Ooo, oh, girl, I just want you to stay
(Peter Cetera, 1976)
I mentioned in my Thankful Thursday post yesterday that Ashley has a new intervener at school. Also known as a one-to-one instructional assistant, Mary Beth will be Ashley’s eyes and ears during the school day. The transition from Amy, the previous intervener, to Mary Beth, was handled extremely well by my school district. Amy remains in the same classroom as the “classroom instructional assistant”. That means she will be around as Ashley adjusts to Mary Beth, and if Mary Beth has any questions, Amy is always available to answer them. For once, Ashley did not have a support person just disappear one day to be replaced by someone new the next – a situation that happens often to our children with significant disabilities.
Preparing our children with significant disabilities for these transitions can be a difficult task, especially when the transition occurs quickly. How do you explain to a young child who lives more in a concrete frame of mind that one of the special people in their life is moving on? How do you explain that someone new will be taking over? How do you help your child develop a positive relationship with the new support person when they have a tough time understanding where the old support person went?
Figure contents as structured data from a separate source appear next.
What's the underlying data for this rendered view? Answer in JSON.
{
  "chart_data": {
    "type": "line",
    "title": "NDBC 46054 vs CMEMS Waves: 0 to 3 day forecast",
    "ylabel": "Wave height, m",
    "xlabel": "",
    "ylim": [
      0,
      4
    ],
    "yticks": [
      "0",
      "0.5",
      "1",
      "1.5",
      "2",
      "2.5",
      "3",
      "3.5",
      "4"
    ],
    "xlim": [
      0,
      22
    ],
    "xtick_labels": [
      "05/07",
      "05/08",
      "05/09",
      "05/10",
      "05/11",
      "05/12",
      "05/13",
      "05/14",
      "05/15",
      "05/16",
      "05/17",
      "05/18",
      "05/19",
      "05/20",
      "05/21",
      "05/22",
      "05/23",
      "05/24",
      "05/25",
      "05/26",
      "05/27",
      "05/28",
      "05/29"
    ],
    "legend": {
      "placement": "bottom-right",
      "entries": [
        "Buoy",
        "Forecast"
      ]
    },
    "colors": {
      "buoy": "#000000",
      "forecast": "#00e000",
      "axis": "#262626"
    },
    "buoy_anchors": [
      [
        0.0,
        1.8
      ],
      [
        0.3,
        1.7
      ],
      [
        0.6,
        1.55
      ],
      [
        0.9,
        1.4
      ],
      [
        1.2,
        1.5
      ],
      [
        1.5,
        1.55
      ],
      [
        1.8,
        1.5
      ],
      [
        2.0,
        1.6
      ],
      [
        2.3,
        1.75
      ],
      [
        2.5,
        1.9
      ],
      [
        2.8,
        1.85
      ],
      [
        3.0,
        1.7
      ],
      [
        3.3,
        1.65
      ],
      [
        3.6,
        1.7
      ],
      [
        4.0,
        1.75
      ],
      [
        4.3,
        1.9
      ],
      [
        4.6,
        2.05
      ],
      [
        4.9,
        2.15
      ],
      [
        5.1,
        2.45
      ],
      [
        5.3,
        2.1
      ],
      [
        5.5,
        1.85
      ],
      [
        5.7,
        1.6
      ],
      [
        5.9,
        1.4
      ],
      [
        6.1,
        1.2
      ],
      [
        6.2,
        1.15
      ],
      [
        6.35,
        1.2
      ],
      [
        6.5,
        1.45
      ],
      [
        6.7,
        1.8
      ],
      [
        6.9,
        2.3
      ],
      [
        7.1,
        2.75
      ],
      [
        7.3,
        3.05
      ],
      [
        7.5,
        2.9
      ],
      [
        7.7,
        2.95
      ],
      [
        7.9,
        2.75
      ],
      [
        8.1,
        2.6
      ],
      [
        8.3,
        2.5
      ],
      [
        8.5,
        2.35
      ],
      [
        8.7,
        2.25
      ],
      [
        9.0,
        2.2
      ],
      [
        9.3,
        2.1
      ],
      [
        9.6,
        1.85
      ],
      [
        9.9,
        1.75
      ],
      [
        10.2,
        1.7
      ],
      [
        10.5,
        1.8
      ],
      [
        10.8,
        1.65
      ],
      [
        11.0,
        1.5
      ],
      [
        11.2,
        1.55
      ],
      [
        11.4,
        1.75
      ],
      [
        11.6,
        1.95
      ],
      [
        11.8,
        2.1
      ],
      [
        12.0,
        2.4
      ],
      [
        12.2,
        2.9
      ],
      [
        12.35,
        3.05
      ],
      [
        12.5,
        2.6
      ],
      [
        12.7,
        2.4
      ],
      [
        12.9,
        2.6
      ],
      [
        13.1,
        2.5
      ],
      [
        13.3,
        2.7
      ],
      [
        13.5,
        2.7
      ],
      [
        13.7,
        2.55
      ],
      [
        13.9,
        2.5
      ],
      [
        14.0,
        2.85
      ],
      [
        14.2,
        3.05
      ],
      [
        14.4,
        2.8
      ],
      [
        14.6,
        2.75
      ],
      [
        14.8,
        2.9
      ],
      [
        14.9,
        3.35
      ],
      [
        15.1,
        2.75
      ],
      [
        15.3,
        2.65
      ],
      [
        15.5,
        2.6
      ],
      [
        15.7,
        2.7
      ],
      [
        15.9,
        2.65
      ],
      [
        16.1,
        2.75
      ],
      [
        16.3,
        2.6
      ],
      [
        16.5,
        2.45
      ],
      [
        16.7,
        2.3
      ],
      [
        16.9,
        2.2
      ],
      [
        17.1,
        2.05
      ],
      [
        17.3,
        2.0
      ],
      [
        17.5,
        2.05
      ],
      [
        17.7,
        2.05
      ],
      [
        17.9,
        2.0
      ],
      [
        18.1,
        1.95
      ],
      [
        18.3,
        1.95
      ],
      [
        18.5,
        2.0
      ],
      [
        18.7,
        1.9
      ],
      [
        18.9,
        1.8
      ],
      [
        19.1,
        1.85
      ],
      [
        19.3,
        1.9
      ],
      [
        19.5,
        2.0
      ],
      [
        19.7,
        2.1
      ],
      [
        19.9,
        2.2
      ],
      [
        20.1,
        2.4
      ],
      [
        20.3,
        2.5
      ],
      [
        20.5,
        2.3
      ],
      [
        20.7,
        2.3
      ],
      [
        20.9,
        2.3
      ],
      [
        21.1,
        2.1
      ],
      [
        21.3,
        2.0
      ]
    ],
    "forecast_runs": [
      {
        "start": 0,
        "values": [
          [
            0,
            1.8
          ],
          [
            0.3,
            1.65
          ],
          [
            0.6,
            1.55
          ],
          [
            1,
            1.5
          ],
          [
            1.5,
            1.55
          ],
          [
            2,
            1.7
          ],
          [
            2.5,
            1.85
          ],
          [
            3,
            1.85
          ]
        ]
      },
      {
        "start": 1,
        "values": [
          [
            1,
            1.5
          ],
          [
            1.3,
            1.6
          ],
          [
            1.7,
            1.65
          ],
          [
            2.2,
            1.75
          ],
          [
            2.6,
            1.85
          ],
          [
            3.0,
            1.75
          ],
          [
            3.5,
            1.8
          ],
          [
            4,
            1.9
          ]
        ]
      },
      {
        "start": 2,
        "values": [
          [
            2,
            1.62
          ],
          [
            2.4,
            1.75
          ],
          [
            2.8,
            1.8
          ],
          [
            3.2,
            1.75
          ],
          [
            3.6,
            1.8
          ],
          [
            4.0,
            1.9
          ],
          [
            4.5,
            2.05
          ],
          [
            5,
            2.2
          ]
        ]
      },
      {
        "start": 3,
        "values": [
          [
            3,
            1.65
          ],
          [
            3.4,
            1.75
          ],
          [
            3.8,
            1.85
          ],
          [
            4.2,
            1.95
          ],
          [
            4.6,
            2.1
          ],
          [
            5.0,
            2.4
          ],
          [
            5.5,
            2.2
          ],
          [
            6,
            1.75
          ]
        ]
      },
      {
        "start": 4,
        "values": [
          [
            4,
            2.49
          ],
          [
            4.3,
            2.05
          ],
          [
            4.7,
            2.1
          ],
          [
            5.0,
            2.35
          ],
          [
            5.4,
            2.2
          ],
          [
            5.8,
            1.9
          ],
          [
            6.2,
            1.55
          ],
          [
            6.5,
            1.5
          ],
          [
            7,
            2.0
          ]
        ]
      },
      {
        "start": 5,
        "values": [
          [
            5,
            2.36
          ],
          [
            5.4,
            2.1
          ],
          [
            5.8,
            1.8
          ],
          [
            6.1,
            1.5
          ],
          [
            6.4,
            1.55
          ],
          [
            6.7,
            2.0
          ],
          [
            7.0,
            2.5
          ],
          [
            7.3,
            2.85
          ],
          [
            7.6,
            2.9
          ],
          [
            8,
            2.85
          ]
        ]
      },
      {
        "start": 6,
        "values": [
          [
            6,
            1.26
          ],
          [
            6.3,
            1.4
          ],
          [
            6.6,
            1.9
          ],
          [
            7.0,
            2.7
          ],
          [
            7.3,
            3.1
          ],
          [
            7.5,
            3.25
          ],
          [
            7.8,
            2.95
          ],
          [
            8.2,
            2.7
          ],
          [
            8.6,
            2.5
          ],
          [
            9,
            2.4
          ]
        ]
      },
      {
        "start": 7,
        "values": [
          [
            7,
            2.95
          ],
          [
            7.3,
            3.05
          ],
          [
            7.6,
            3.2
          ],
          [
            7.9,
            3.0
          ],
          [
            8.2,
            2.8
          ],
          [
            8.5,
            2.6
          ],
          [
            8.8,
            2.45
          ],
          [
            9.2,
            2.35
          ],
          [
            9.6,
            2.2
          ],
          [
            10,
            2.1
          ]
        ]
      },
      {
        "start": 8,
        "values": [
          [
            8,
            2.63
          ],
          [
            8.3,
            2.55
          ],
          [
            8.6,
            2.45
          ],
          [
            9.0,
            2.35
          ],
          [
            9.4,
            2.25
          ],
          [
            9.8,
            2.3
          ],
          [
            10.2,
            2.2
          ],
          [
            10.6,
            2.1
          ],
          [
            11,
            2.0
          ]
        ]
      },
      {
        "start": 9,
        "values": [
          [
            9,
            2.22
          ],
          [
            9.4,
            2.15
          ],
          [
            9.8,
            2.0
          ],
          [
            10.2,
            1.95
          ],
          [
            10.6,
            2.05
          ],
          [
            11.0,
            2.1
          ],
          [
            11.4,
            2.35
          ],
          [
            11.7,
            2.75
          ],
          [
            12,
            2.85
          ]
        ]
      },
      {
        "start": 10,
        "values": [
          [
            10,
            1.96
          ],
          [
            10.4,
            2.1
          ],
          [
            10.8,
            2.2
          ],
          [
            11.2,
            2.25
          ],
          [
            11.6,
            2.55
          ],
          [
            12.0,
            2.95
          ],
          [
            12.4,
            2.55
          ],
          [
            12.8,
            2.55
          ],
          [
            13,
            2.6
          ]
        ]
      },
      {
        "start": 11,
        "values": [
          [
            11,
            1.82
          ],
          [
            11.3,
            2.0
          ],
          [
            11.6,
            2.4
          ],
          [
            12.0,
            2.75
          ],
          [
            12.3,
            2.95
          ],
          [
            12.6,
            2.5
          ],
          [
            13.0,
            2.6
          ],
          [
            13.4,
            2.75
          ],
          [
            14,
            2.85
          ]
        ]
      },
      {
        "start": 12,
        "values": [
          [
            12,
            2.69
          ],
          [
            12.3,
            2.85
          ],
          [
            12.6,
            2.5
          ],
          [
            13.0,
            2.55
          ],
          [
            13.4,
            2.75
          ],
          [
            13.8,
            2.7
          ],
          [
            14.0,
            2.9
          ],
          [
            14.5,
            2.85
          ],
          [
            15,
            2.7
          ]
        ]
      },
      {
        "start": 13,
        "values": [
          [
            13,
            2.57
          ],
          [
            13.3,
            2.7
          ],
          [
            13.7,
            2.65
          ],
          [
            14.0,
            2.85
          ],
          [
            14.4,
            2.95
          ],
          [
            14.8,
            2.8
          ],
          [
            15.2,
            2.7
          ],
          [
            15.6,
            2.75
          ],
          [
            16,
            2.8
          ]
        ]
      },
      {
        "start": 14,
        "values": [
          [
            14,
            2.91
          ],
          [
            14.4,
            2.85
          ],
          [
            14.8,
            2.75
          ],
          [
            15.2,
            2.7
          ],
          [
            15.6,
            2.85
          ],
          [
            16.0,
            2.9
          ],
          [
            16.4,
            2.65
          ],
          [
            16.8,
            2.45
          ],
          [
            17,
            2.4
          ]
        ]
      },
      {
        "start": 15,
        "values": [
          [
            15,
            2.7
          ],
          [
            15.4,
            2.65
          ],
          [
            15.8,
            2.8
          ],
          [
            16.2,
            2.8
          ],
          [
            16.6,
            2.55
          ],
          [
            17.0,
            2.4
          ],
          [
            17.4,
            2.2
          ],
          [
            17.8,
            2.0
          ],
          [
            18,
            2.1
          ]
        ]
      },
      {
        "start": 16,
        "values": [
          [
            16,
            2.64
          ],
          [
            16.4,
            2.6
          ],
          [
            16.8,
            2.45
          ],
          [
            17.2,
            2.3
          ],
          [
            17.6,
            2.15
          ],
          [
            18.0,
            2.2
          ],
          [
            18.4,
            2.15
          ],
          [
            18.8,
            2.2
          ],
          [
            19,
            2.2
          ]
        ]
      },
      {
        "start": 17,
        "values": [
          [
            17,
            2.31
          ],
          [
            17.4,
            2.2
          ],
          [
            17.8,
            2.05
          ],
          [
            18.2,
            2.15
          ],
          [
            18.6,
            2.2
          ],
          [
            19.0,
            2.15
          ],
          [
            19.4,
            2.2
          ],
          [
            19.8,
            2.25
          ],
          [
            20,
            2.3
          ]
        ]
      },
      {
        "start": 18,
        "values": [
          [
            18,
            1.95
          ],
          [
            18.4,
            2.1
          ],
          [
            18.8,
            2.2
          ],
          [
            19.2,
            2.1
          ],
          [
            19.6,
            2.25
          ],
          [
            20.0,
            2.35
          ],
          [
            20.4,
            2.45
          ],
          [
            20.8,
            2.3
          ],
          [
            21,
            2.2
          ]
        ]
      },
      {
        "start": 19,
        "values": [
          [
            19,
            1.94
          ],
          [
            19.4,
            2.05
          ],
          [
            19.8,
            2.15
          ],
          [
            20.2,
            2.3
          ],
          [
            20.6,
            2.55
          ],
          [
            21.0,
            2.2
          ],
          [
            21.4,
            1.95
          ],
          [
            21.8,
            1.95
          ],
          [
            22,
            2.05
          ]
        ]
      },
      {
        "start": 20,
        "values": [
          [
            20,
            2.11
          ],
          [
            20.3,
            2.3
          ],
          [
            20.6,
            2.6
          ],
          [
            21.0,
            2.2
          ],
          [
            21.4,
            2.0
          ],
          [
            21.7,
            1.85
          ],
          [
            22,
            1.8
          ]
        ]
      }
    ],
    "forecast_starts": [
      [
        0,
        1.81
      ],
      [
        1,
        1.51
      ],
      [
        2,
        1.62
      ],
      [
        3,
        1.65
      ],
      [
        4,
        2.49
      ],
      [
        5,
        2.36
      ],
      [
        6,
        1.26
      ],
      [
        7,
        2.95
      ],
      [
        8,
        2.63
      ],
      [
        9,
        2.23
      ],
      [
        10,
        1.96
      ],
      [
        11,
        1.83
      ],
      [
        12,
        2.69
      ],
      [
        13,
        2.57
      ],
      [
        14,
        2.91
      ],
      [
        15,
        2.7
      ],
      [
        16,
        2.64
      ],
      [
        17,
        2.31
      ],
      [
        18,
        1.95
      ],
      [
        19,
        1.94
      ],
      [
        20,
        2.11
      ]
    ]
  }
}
What about family and friends that move away, especially if the distance is so great that seeing the departing person will happen very infrequently if at all? And, how will I explain to Ashley when her beloved brother, Chip, goes off to college? I can’t think of a picture symbol that would explain those concepts.
Often, for typically developing children, letters and phone calls can be exchanged after a transition. Parents of typically developing children may struggle with explaining the transition, but words can usually be found. What happens to the child who can’t hear the words or can’t understand the words?
It’s obvious from this post that I have more questions than answers. If any of my readers have suggestions or just wish to share their experiences with transitions, I would love to hear what you have to say.